I think of the incredible biodiversity in the Amazon…plants, animals and a weather system that forms there and operates like magic. Well, until the trees are gone and the lungs of the planet are gone. My heart is so heavy with grief but I am determined to feel it, to feel the loss of precious and sacred places, animals, people.
I read a comment on social media this morning—someone suggested this will be the wake-up call for the world. I wrote that same idea when I was documenting the BP Deepwater Horizon Oil Spill nearly ten years ago. And it’s only gotten worse. I thought then that the world would awaken and a new effort to strengthen environmental laws would provide greater planetary health—for all life. Never in my wildest nightmares could I have predicted the downward spiral that is happening.
The USA isn’t the only country with an administration hell-bent on destroying the environment. Brazil’s administration is doing the same thing. And the mind-blowing aspect is that we know for certainthat reversing environmental protections will create lasting negative consequences that will forever alter and destroy the very things we need to survive. How is it that voters have allowed this? I am truly aghast.
Every day more news about greater destruction is shared. The profit-at-any-cost crowd licks their lips at lessening environmental regulations. The rapture folks think it’s a foregone conclusion that the end of the world is near so why bother…even when they were ‘charged’ to be good stewards. Tree huggers make social media posts pointing fingers. Scientists keep publishing and warning. It seems we are in a vicious cycle of insanity.
And this is what we have accepted as the new normal. As the world burns those of us who care sit here in a daze of frustration, grief, anger. I suspect post traumatic stress disorder will have a new name because it’s not post or after…it’s ongoing. How about we call it what it is: Global Traumatic Stress Disorder.
What can we do? Isn’t that the knife that continually twists within us? I have decided to rarely use lights in my home. Every switch that is off is less coal burned. As I sit in a darkened home at night I think about our planet and send love to Her. But what more can we do? We can vote…but honestly, another two years and what more damage can we expect and what will be left? We can stay informed….but that comes with the risk of more trauma…and yet we must stay informed and help inform others.
The schizophrenia of this is that people continue on as if everything is fine. It’s like a sort of Hunger Games world of fake, extravagant ‘living’ and then there’s the reality of everything falling apart. Or it’s like the Matrix movies where humans live in a simulated reality while their bodies are used by thought-capable machines for energy.
People often comment on how positive my writing is or how good it makes them feel. Some days its challenging to find the beauty yet perhaps our greatest edge of growth comes when we are able to know the truth of what is happening and stay grounded in the beauty that still exists in a sunrise, a flower blossom, a dog’s tail wag, and the human heart.
It is said that grief is an indication of how much we love.

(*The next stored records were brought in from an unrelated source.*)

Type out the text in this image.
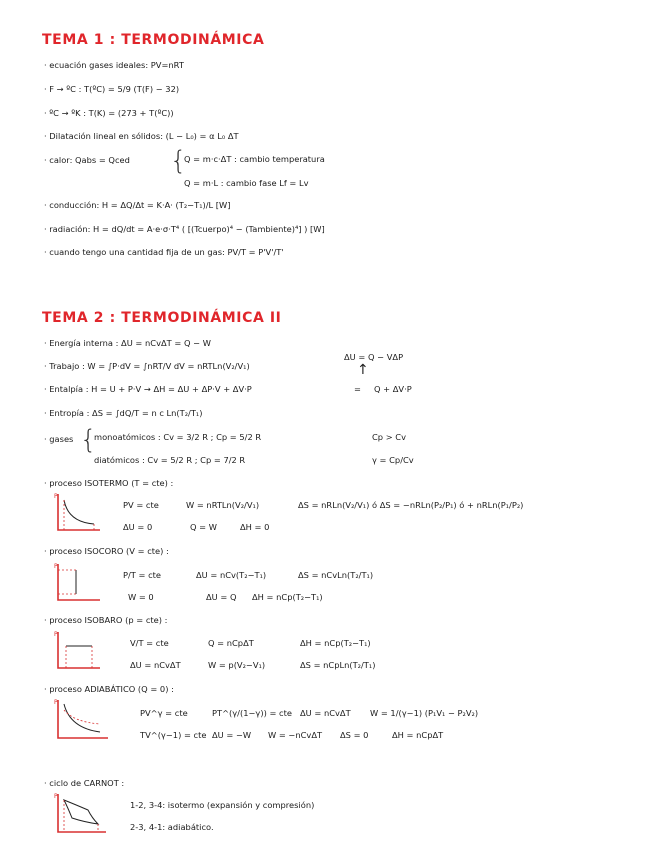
TEMA 1 : TERMODINÁMICA
· ecuación gases ideales: PV=nRT
· F → ºC : T(ºC) = 5/9 (T(F) − 32)
· ºC → ºK : T(K) = (273 + T(ºC))
· Dilatación lineal en sólidos: (L − L₀) = α L₀ ΔT
· calor: Qabs = Qced {
Q = m·c·ΔT : cambio temperatura
Q = m·L : cambio fase Lf = Lv
· conducción: H = ΔQ/Δt = K·A· (T₂−T₁)/L [W]
· radiación: H = dQ/dt = A·e·σ·T⁴ ( [(Tcuerpo)⁴ − (Tambiente)⁴] ) [W]
· cuando tengo una cantidad fija de un gas: PV/T = P'V'/T'
TEMA 2 : TERMODINÁMICA II
· Energía interna : ΔU = nCvΔT = Q − W
ΔU = Q − VΔP
↑
· Trabajo : W = ∫P·dV = ∫nRT/V dV = nRTLn(V₂/V₁)
· Entalpía : H = U + P·V → ΔH = ΔU + ΔP·V + ΔV·P	= Q + ΔV·P
· Entropía : ΔS = ∫dQ/T = n c Ln(T₂/T₁)
· gases {
monoatómicos : Cv = 3/2 R ; Cp = 5/2 R
diatómicos : Cv = 5/2 R ; Cp = 7/2 R
Cp > Cv
γ = Cp/Cv
· proceso ISOTERMO (T = cte) :
P
PV = cte	W = nRTLn(V₂/V₁)	ΔS = nRLn(V₂/V₁) ó ΔS = −nRLn(P₂/P₁) ó + nRLn(P₁/P₂)
ΔU = 0	Q = W	ΔH = 0
· proceso ISOCORO (V = cte) :
P
P/T = cte	ΔU = nCv(T₂−T₁)	ΔS = nCvLn(T₂/T₁)
W = 0	ΔU = Q ΔH = nCp(T₂−T₁)
· proceso ISOBARO (p = cte) :
P
V/T = cte	Q = nCpΔT	ΔH = nCp(T₂−T₁)
ΔU = nCvΔT	W = p(V₂−V₁)	ΔS = nCpLn(T₂/T₁)
· proceso ADIABÁTICO (Q = 0) :
P
PV^γ = cte	PT^(γ/(1−γ)) = cte ΔU = nCvΔT W = 1/(γ−1) (P₁V₁ − P₂V₂)
TV^(γ−1) = cte ΔU = −W W = −nCvΔT ΔS = 0	ΔH = nCpΔT
· ciclo de CARNOT :
P
1-2, 3-4: isotermo (expansión y compresión)
2-3, 4-1: adiabático.
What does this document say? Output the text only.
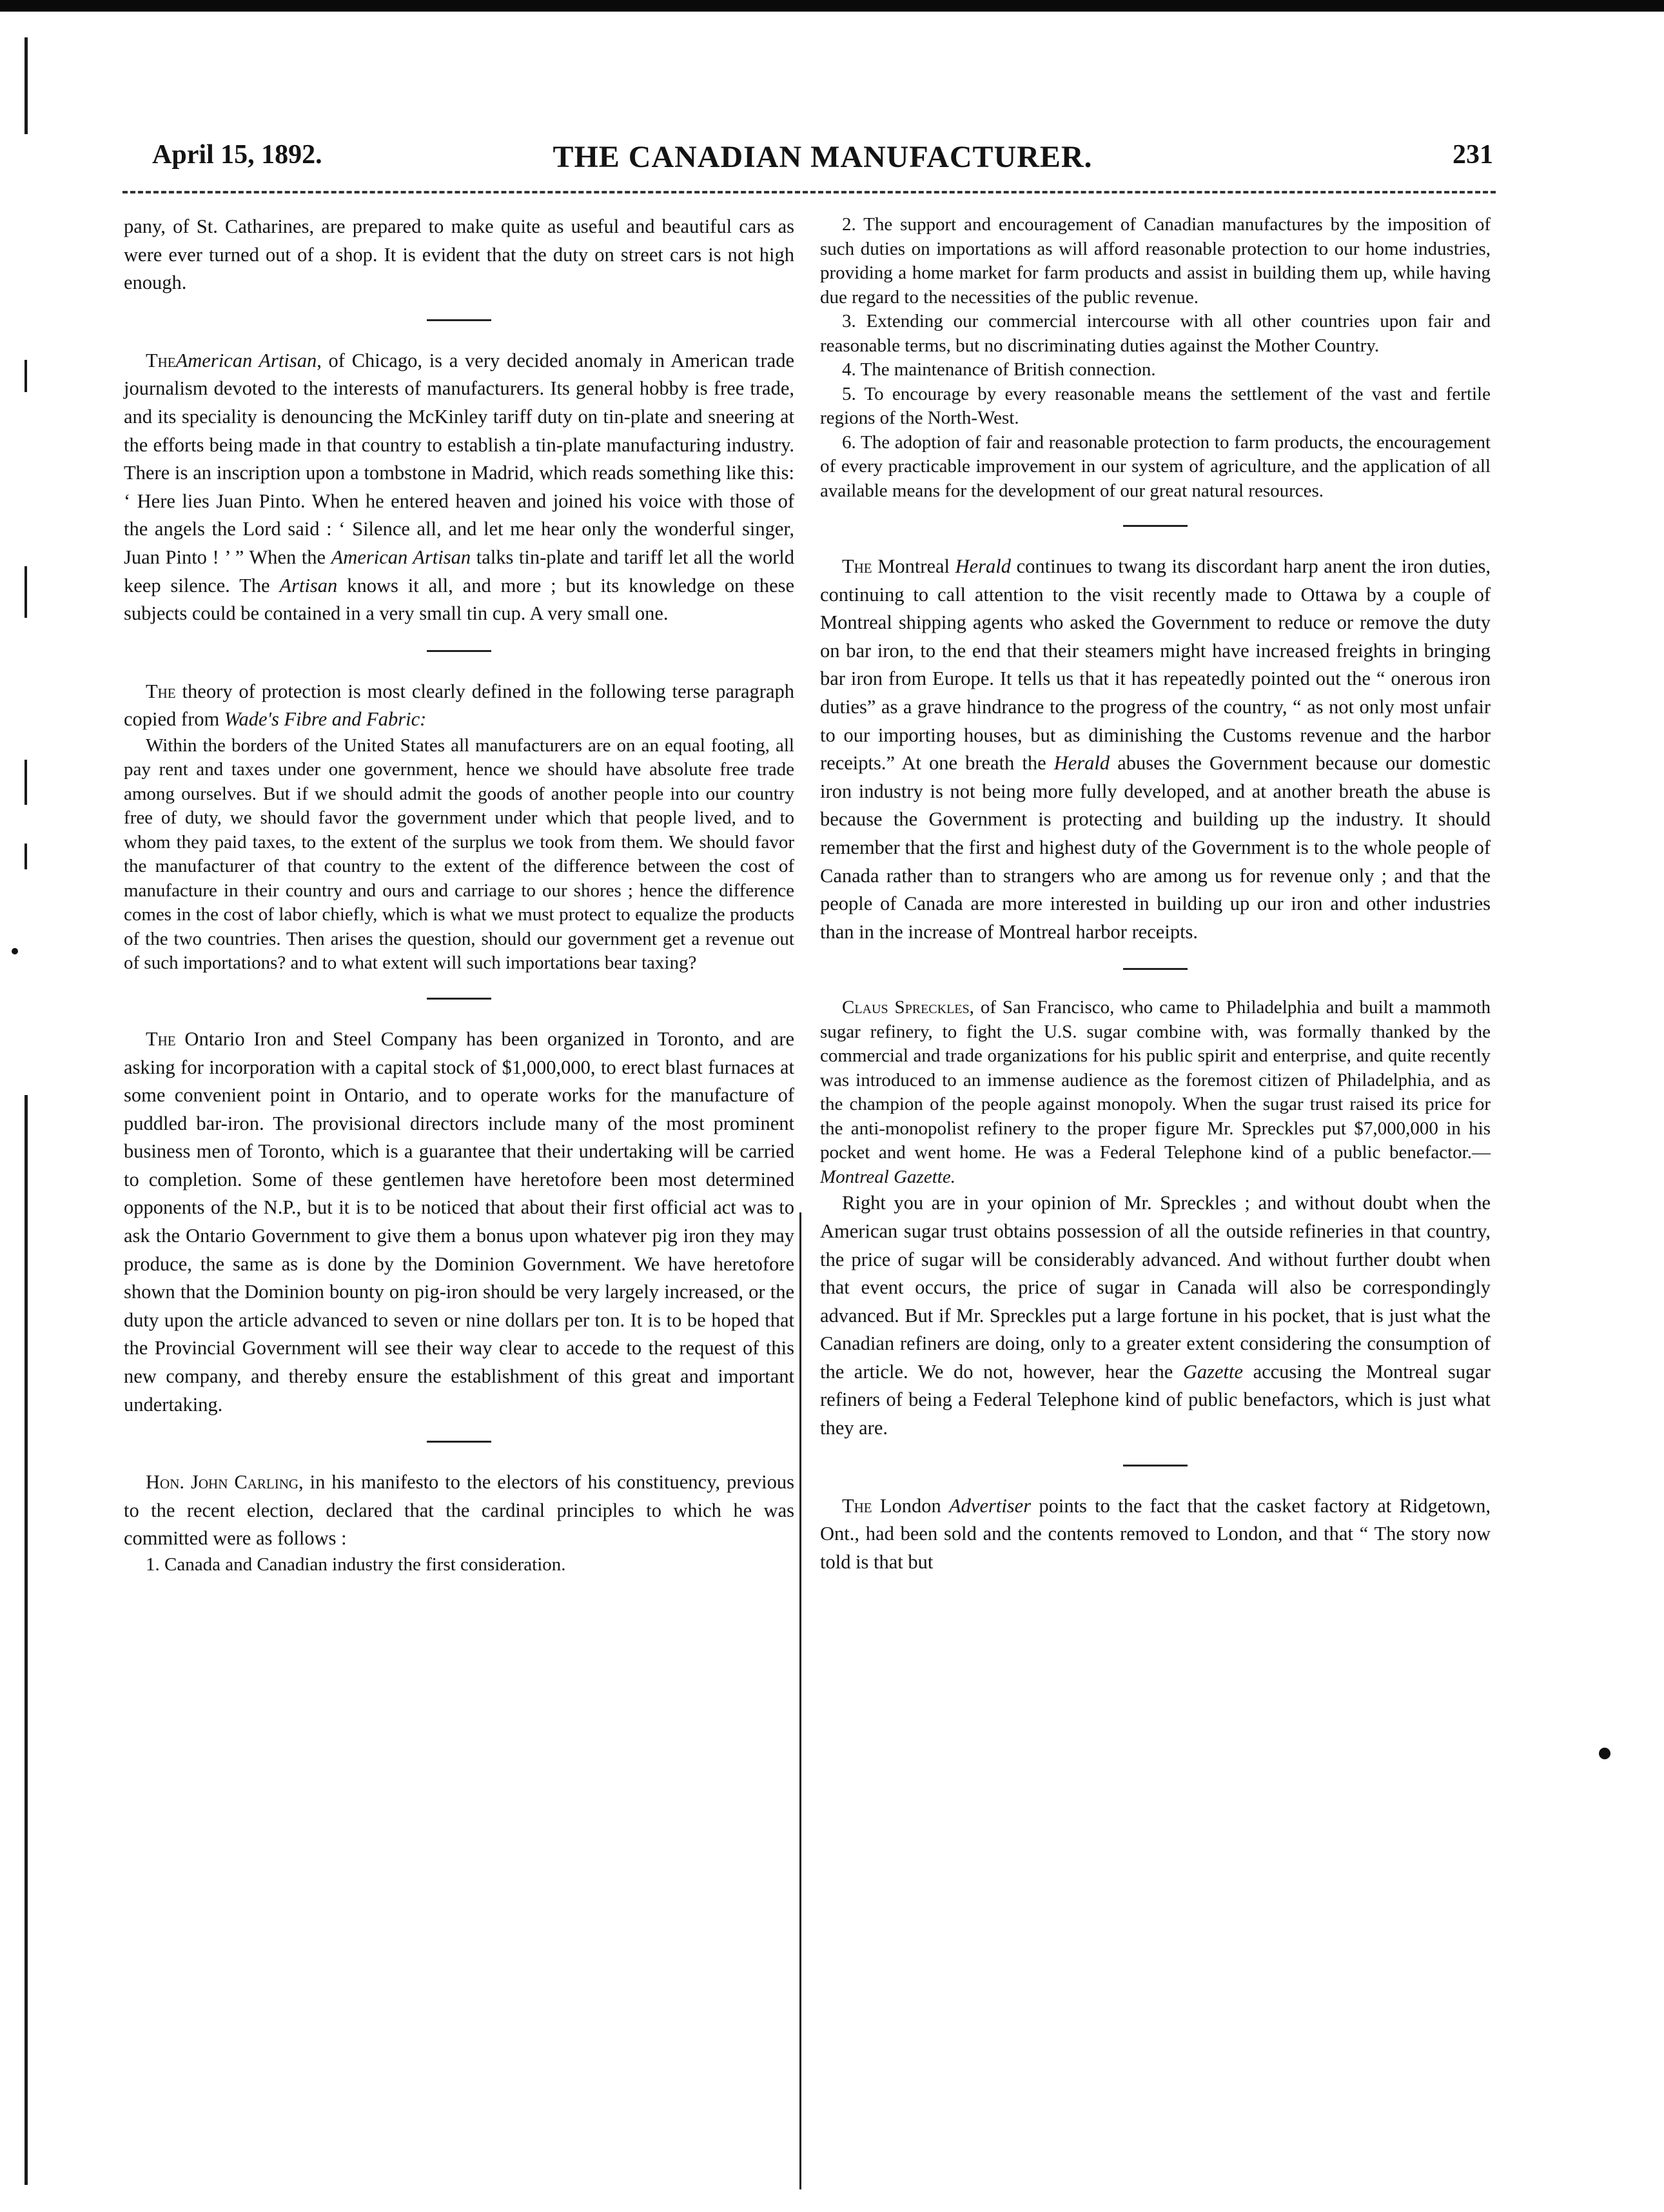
April 15, 1892.	THE CANADIAN MANUFACTURER.	231

pany, of St. Catharines, are prepared to make quite as useful and beautiful cars as were ever turned out of a shop. It is evident that the duty on street cars is not high enough.

TheAmerican Artisan, of Chicago, is a very decided anomaly in American trade journalism devoted to the interests of manufacturers. Its general hobby is free trade, and its speciality is denouncing the McKinley tariff duty on tin-plate and sneering at the efforts being made in that country to establish a tin-plate manufacturing industry. There is an inscription upon a tombstone in Madrid, which reads something like this: ‘ Here lies Juan Pinto. When he entered heaven and joined his voice with those of the angels the Lord said : ‘ Silence all, and let me hear only the wonderful singer, Juan Pinto ! ’ ” When the American Artisan talks tin-plate and tariff let all the world keep silence. The Artisan knows it all, and more ; but its knowledge on these subjects could be contained in a very small tin cup. A very small one.

The theory of protection is most clearly defined in the following terse paragraph copied from Wade's Fibre and Fabric:

Within the borders of the United States all manufacturers are on an equal footing, all pay rent and taxes under one government, hence we should have absolute free trade among ourselves. But if we should admit the goods of another people into our country free of duty, we should favor the government under which that people lived, and to whom they paid taxes, to the extent of the surplus we took from them. We should favor the manufacturer of that country to the extent of the difference between the cost of manufacture in their country and ours and carriage to our shores ; hence the difference comes in the cost of labor chiefly, which is what we must protect to equalize the products of the two countries. Then arises the question, should our government get a revenue out of such importations? and to what extent will such importations bear taxing?

The Ontario Iron and Steel Company has been organized in Toronto, and are asking for incorporation with a capital stock of $1,000,000, to erect blast furnaces at some convenient point in Ontario, and to operate works for the manufacture of puddled bar-iron. The provisional directors include many of the most prominent business men of Toronto, which is a guarantee that their undertaking will be carried to completion. Some of these gentlemen have heretofore been most determined opponents of the N.P., but it is to be noticed that about their first official act was to ask the Ontario Government to give them a bonus upon whatever pig iron they may produce, the same as is done by the Dominion Government. We have heretofore shown that the Dominion bounty on pig-iron should be very largely increased, or the duty upon the article advanced to seven or nine dollars per ton. It is to be hoped that the Provincial Government will see their way clear to accede to the request of this new company, and thereby ensure the establishment of this great and important undertaking.

Hon. John Carling, in his manifesto to the electors of his constituency, previous to the recent election, declared that the cardinal principles to which he was committed were as follows :

1. Canada and Canadian industry the first consideration.

2. The support and encouragement of Canadian manufactures by the imposition of such duties on importations as will afford reasonable protection to our home industries, providing a home market for farm products and assist in building them up, while having due regard to the necessities of the public revenue.

3. Extending our commercial intercourse with all other countries upon fair and reasonable terms, but no discriminating duties against the Mother Country.

4. The maintenance of British connection.

5. To encourage by every reasonable means the settlement of the vast and fertile regions of the North-West.

6. The adoption of fair and reasonable protection to farm products, the encouragement of every practicable improvement in our system of agriculture, and the application of all available means for the development of our great natural resources.

The Montreal Herald continues to twang its discordant harp anent the iron duties, continuing to call attention to the visit recently made to Ottawa by a couple of Montreal shipping agents who asked the Government to reduce or remove the duty on bar iron, to the end that their steamers might have increased freights in bringing bar iron from Europe. It tells us that it has repeatedly pointed out the “ onerous iron duties” as a grave hindrance to the progress of the country, “ as not only most unfair to our importing houses, but as diminishing the Customs revenue and the harbor receipts.” At one breath the Herald abuses the Government because our domestic iron industry is not being more fully developed, and at another breath the abuse is because the Government is protecting and building up the industry. It should remember that the first and highest duty of the Government is to the whole people of Canada rather than to strangers who are among us for revenue only ; and that the people of Canada are more interested in building up our iron and other industries than in the increase of Montreal harbor receipts.

Claus Spreckles, of San Francisco, who came to Philadelphia and built a mammoth sugar refinery, to fight the U.S. sugar combine with, was formally thanked by the commercial and trade organizations for his public spirit and enterprise, and quite recently was introduced to an immense audience as the foremost citizen of Philadelphia, and as the champion of the people against monopoly. When the sugar trust raised its price for the anti-monopolist refinery to the proper figure Mr. Spreckles put $7,000,000 in his pocket and went home. He was a Federal Telephone kind of a public benefactor.—Montreal Gazette.

Right you are in your opinion of Mr. Spreckles ; and without doubt when the American sugar trust obtains possession of all the outside refineries in that country, the price of sugar will be considerably advanced. And without further doubt when that event occurs, the price of sugar in Canada will also be correspondingly advanced. But if Mr. Spreckles put a large fortune in his pocket, that is just what the Canadian refiners are doing, only to a greater extent considering the consumption of the article. We do not, however, hear the Gazette accusing the Montreal sugar refiners of being a Federal Telephone kind of public benefactors, which is just what they are.

The London Advertiser points to the fact that the casket factory at Ridgetown, Ont., had been sold and the contents removed to London, and that “ The story now told is that but
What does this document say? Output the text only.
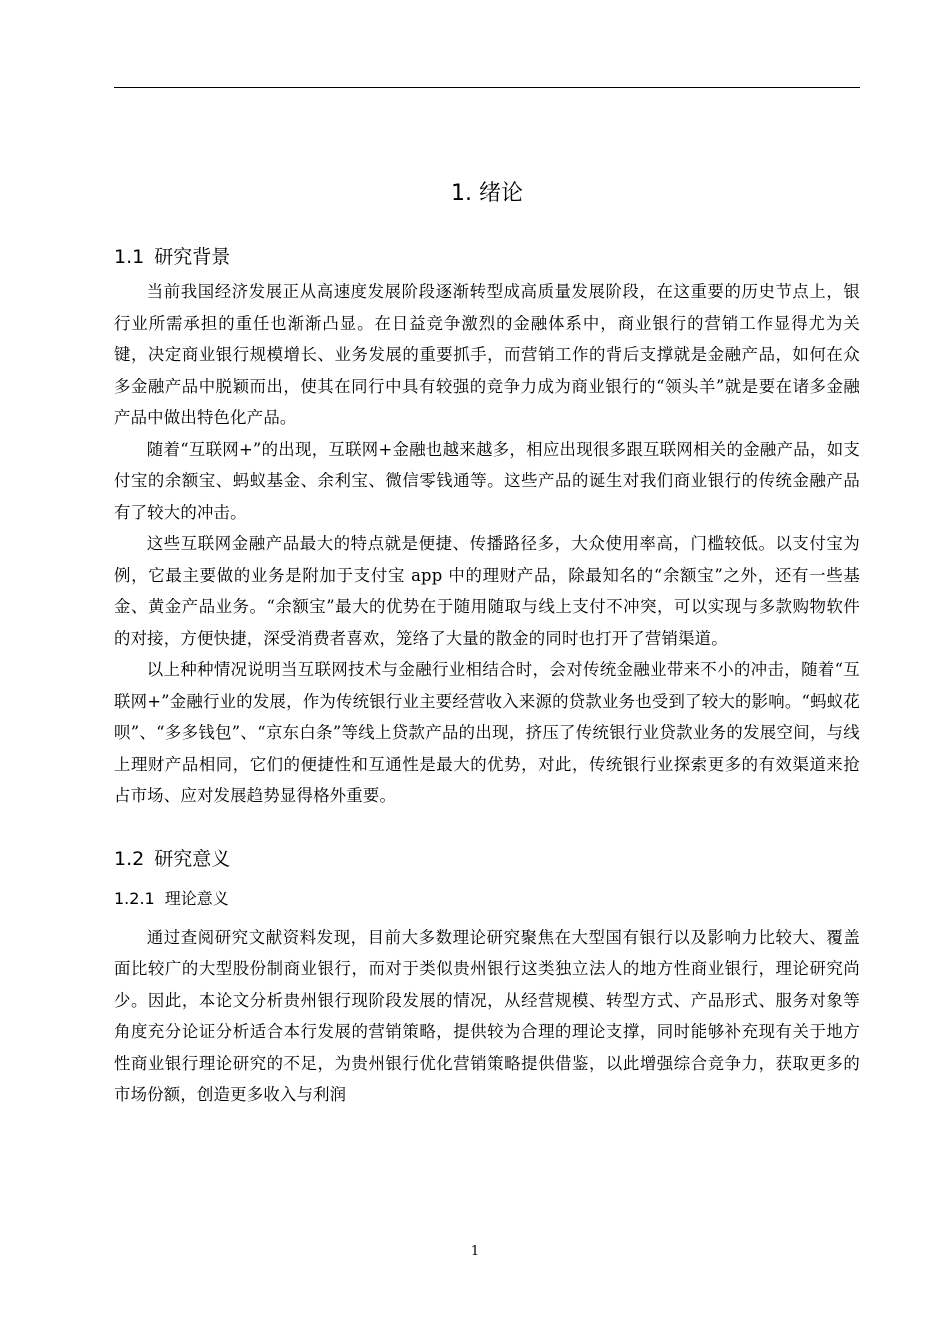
1. 绪论
1.1 研究背景

当前我国经济发展正从高速度发展阶段逐渐转型成高质量发展阶段，在这重要的历史节点上，银行业所需承担的重任也渐渐凸显。在日益竞争激烈的金融体系中，商业银行的营销工作显得尤为关键，决定商业银行规模增长、业务发展的重要抓手，而营销工作的背后支撑就是金融产品，如何在众多金融产品中脱颖而出，使其在同行中具有较强的竞争力成为商业银行的“领头羊”就是要在诸多金融产品中做出特色化产品。

随着“互联网+”的出现，互联网+金融也越来越多，相应出现很多跟互联网相关的金融产品，如支付宝的余额宝、蚂蚁基金、余利宝、微信零钱通等。这些产品的诞生对我们商业银行的传统金融产品有了较大的冲击。

这些互联网金融产品最大的特点就是便捷、传播路径多，大众使用率高，门槛较低。以支付宝为例，它最主要做的业务是附加于支付宝 app 中的理财产品，除最知名的“余额宝”之外，还有一些基金、黄金产品业务。“余额宝”最大的优势在于随用随取与线上支付不冲突，可以实现与多款购物软件的对接，方便快捷，深受消费者喜欢，笼络了大量的散金的同时也打开了营销渠道。

以上种种情况说明当互联网技术与金融行业相结合时，会对传统金融业带来不小的冲击，随着“互联网+”金融行业的发展，作为传统银行业主要经营收入来源的贷款业务也受到了较大的影响。“蚂蚁花呗”、“多多钱包”、“京东白条”等线上贷款产品的出现，挤压了传统银行业贷款业务的发展空间，与线上理财产品相同，它们的便捷性和互通性是最大的优势，对此，传统银行业探索更多的有效渠道来抢占市场、应对发展趋势显得格外重要。

1.2 研究意义
1.2.1 理论意义

通过查阅研究文献资料发现，目前大多数理论研究聚焦在大型国有银行以及影响力比较大、覆盖面比较广的大型股份制商业银行，而对于类似贵州银行这类独立法人的地方性商业银行，理论研究尚少。因此，本论文分析贵州银行现阶段发展的情况，从经营规模、转型方式、产品形式、服务对象等角度充分论证分析适合本行发展的营销策略，提供较为合理的理论支撑，同时能够补充现有关于地方性商业银行理论研究的不足，为贵州银行优化营销策略提供借鉴，以此增强综合竞争力，获取更多的市场份额，创造更多收入与利润

1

Let us remember to open our hearts with love to our planet, to each other and be mindful every moment of how our lives affect the planet with every action we take…or don’t take.
One of the benefits of staying with the grief, keeping a heart open to the losses occurring, is it’s open for everyone and everything. It isn’t prejudice about which place or person or animal to love. Once opened to the depths it takes to remain open with these days of challenge, it is open. Perhaps that’s the lesson we are all to learn.